Ed Johnson was lynched from the Walnut Street Bridge just before midnight on March 19, 1906.
The angry crowd of armed men had worked for hours to break down the door of the jail, hammering away at the five rivets that held the steel-barred door in place. As they worked, the mob outside the jail grew. No one in power tried to stop them. If someone protested, their voices went unheeded.
Johnson, wrongfully accused and convicted at just 24 years old, sat inside his jail cell as the hours ticked away. He could hear the pounding of the hammer and the shouts from crowd outside.
“Johnson sat on his bunk without moving a muscle. He prayed and prayed again, realizing the end was near. He no longer sought God’s deliverance from the angry mob, but now asked for courage and strength. He just wanted the affair to be over as quickly as possible. He wished he could see his dad and mom and sister just one more time, and worried the mob would go after his family next,” wrote Leroy Phillips and Mark Curriden in Contempt of Court.

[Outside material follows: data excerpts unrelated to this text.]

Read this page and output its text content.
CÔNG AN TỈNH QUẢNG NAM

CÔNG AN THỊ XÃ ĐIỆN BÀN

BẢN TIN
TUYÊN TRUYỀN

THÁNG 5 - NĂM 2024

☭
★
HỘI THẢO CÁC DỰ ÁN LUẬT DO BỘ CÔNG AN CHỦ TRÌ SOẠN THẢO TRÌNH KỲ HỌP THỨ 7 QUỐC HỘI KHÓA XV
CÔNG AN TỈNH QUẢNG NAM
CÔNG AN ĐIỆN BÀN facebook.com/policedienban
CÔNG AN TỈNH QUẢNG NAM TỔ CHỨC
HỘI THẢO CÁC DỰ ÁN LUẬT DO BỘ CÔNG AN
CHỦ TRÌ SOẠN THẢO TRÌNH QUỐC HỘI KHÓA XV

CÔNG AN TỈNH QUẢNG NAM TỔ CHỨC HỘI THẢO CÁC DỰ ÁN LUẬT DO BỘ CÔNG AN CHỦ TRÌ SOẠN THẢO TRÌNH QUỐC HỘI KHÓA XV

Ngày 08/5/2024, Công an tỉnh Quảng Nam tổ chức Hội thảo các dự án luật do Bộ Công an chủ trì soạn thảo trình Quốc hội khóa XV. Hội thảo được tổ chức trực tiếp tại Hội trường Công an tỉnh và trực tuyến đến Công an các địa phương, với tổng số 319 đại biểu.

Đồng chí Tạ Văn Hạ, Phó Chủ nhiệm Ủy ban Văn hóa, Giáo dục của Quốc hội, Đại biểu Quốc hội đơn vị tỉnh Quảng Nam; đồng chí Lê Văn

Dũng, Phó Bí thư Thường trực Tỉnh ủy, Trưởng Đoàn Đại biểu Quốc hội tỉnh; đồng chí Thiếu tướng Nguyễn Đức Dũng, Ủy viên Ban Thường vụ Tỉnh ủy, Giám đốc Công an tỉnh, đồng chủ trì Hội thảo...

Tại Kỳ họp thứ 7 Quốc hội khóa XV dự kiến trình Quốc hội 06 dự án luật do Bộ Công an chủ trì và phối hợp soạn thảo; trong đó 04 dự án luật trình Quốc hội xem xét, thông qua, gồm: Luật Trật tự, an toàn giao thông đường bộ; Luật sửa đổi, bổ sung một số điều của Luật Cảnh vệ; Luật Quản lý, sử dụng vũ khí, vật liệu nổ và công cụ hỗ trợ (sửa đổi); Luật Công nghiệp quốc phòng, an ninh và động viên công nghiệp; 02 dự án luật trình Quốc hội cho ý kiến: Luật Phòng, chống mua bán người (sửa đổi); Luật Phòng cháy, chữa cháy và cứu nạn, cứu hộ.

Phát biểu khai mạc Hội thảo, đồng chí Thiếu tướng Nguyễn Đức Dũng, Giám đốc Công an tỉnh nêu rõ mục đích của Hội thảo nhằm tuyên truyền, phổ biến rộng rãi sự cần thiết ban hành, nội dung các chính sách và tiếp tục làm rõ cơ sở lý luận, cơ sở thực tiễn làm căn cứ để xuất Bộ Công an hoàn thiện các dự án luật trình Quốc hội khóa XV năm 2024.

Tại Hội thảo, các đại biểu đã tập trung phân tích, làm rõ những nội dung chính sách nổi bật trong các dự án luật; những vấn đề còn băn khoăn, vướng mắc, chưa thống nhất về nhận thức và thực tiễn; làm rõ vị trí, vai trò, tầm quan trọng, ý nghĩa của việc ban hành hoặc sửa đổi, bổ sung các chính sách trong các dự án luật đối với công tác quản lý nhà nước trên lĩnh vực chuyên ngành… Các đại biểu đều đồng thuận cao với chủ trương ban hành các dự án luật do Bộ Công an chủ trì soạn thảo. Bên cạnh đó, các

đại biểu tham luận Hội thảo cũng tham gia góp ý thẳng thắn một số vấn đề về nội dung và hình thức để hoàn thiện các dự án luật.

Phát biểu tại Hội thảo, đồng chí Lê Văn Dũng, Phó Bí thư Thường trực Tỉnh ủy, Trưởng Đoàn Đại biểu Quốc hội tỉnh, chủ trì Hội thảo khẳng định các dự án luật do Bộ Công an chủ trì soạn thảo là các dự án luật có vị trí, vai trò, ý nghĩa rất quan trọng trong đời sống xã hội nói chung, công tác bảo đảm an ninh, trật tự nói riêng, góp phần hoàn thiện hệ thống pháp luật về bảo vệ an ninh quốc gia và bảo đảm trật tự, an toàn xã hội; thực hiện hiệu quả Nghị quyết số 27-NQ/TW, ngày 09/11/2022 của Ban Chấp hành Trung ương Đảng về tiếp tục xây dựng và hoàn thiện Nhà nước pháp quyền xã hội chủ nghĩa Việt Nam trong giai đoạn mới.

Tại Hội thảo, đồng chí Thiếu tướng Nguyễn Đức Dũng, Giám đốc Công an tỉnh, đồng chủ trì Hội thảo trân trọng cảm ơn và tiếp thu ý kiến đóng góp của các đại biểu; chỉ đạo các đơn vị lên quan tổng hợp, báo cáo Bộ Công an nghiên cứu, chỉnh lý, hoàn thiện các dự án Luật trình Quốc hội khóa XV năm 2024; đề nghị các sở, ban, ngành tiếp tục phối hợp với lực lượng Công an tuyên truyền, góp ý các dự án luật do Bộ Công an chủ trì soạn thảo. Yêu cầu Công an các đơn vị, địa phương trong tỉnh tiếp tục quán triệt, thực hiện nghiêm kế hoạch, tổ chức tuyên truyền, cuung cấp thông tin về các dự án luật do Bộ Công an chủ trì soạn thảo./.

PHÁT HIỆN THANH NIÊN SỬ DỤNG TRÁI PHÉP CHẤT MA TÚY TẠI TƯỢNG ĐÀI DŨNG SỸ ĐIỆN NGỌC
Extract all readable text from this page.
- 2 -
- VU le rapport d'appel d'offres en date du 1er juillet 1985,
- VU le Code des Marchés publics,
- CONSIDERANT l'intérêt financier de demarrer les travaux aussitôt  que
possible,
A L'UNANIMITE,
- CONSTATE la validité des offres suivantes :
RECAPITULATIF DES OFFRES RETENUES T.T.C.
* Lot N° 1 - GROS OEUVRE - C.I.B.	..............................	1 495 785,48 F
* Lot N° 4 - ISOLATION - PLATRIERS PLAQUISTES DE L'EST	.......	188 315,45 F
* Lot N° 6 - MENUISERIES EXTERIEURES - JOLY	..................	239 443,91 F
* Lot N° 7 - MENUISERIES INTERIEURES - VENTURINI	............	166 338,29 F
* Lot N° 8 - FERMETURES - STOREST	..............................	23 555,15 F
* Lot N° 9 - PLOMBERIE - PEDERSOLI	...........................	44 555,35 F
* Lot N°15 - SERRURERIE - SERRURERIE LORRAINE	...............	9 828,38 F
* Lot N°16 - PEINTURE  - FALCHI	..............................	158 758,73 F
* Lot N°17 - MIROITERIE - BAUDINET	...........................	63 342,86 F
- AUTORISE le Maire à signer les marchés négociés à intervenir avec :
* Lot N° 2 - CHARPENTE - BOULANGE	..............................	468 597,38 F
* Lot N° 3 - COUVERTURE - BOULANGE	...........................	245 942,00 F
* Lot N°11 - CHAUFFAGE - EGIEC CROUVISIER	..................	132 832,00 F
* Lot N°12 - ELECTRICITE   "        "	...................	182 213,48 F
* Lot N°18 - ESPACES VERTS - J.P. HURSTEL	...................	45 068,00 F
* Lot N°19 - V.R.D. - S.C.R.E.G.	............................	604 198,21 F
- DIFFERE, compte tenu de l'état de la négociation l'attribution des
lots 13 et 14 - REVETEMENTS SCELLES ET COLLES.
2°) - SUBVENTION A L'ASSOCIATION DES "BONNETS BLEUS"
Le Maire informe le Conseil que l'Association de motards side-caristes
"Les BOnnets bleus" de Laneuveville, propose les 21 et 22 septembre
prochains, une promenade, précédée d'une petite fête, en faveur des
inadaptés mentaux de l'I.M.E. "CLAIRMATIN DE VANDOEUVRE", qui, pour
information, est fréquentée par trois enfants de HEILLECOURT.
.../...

The last rivet gave away at close to 11 pm. The mob leaders hauled Johnson out of the Hamilton County jail and marched him out into the darkness of night. He walked the six blocks up to the bridge, surrounded by more than 1,500 people who vowed to see him dead. An innocent man. A dark night.
One hundred-eleven years later, a crowd gathered at the Walnut Street Bridge on a sunny afternoon. March 19, 2017. About 300 people. Bright sunlight against the blue bridge.
We had come to say we were sorry for the wrong done to Ed Johnson. We wanted to bring the community together in reconciliation and to work together towards unity.
“We come together because the time is right now,” Eleanor Cooper told the crowd. “It is right for our community, and it is right for our nation. And the thing that we are bringing to this is reconciliation, healing and bringing together the races in a harmonious way. But we do it by remembering, by remembering what was done that was wrong. And remembering we can do that again, if we don’t remember. There’s a veil of silence that settles over our memories, and we need to remove so that we can be fully together.”
It seemed like such a small gesture. Too little and too late for Ed Johnson. But it is what we can do 111 years later.
We can remember a life that was taken unjustly. We can honor the man who said, “God bless you all. I am a innocent man.” We can vow to bring his death out of the darkness of night and into light of day.